A big part of this involves knowing when you’ve reached the limits of what you can achieve with your current infrastructure, whether that’s your technology, your personnel or your physical premises. There may come a time when you need to move to a new premises with better transport links, more space or (for retailers) a more prime location with better footfall. While we’ve looked at managing the logistics of a business move, here we’ll look at some ways in which you can cut the costs, improve your cash flow and prevent the move from putting a dent in your margin… 

Carry out an equipment inventory well in advance

In some ways our business premises are just like our homes. We can accumulate more and more stuff over the years which eventually ceases to be useful and becomes clutter. Take an inventory of your equipment well in advance and ascertain what you need to take and what you can do without. You may find that there’s a significant amount of equipment left that can be auctioned, offsetting the cost of your move. And the less equipment you’re bringing, the more affordable your move will be. 

Consider the timing

The timing of your move can also lead to significant savings. Like most enterprises, movers have peak seasons. Move in the spring or summer when conditions are warm and dry and you can expect to pay slightly higher rates. If you can defer your move to fall or winter, you may find that you’re able to make significant savings. 

Insure your valuables

If this is your first business relocation you may assume that movers are liable for damage to your delicate IT equipment, furniture and other items. However, this is rarely the case. Moving companies are legally within their rights to exclude certain liabilities from agreements with the companies that use them, and may reject responsibility for damages incurred to your goods. That’s why it’s vital that you ensure all of your equipment for the move.  

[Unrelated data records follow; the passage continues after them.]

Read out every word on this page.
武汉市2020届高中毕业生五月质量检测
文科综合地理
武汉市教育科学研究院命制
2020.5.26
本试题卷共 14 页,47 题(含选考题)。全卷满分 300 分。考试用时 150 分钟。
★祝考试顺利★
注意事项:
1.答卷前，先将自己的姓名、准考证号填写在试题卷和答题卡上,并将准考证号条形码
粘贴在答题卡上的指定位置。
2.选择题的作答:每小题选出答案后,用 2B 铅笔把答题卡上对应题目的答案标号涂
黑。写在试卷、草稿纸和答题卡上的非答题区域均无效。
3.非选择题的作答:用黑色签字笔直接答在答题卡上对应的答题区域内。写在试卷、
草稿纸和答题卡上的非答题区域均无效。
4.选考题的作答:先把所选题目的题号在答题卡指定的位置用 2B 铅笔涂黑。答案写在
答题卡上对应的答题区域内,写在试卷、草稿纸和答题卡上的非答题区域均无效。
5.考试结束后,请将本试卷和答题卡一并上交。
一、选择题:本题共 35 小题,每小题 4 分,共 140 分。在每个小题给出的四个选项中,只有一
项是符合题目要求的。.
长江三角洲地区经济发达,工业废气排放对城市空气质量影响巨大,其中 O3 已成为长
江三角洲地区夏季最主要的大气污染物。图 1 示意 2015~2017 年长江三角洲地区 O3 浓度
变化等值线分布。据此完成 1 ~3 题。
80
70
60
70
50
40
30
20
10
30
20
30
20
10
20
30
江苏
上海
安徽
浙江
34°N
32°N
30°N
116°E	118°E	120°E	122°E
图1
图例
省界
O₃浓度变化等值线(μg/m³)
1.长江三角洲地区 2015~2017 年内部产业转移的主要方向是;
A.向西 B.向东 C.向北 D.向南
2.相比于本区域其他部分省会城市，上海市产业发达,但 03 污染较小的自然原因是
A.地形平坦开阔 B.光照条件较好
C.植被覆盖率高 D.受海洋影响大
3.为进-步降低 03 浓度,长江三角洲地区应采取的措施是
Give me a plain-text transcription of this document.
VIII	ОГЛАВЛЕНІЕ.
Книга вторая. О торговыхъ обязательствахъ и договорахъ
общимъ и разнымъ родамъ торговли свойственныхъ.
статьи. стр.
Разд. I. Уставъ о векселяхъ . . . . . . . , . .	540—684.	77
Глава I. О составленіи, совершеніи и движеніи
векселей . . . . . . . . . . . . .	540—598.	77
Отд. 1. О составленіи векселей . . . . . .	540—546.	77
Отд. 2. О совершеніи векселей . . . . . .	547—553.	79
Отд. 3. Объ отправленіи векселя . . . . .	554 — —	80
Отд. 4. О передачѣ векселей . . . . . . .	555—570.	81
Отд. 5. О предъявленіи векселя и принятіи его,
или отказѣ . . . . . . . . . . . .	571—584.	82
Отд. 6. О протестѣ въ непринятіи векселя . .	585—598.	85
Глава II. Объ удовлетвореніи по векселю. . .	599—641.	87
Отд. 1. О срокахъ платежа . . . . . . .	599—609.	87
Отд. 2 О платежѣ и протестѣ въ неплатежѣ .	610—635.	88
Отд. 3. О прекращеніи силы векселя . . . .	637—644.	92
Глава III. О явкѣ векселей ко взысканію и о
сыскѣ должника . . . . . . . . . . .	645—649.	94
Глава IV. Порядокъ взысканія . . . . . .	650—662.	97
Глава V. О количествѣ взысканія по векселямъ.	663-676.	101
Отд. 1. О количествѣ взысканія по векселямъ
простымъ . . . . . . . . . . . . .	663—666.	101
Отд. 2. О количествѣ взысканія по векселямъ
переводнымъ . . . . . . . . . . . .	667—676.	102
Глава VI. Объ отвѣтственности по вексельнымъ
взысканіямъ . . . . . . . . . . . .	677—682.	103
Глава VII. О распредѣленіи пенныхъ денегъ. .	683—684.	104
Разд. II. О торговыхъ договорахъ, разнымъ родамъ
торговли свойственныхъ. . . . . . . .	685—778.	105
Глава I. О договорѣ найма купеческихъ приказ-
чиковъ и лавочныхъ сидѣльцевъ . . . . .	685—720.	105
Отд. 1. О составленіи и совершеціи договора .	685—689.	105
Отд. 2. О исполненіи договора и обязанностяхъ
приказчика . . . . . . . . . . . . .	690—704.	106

Invest in infrastructure to get back up and running quickly

When moving to a new premises, you need to not only consider the cost of the move, but the expense caused by a lack of uptime as you get your new premises fit for purpose. Partner with a networking specialist like Richmond Communications Group, Inc.. They can help you to get your telecoms infrastructure up and running faster so that you can resume business as usual and provide a seamless service for your customers. 

Moving to a new premises can bring out the best in your business. And when you’re proactive about the cost, you can prevent it from eating into your margins and impeding your cash flow.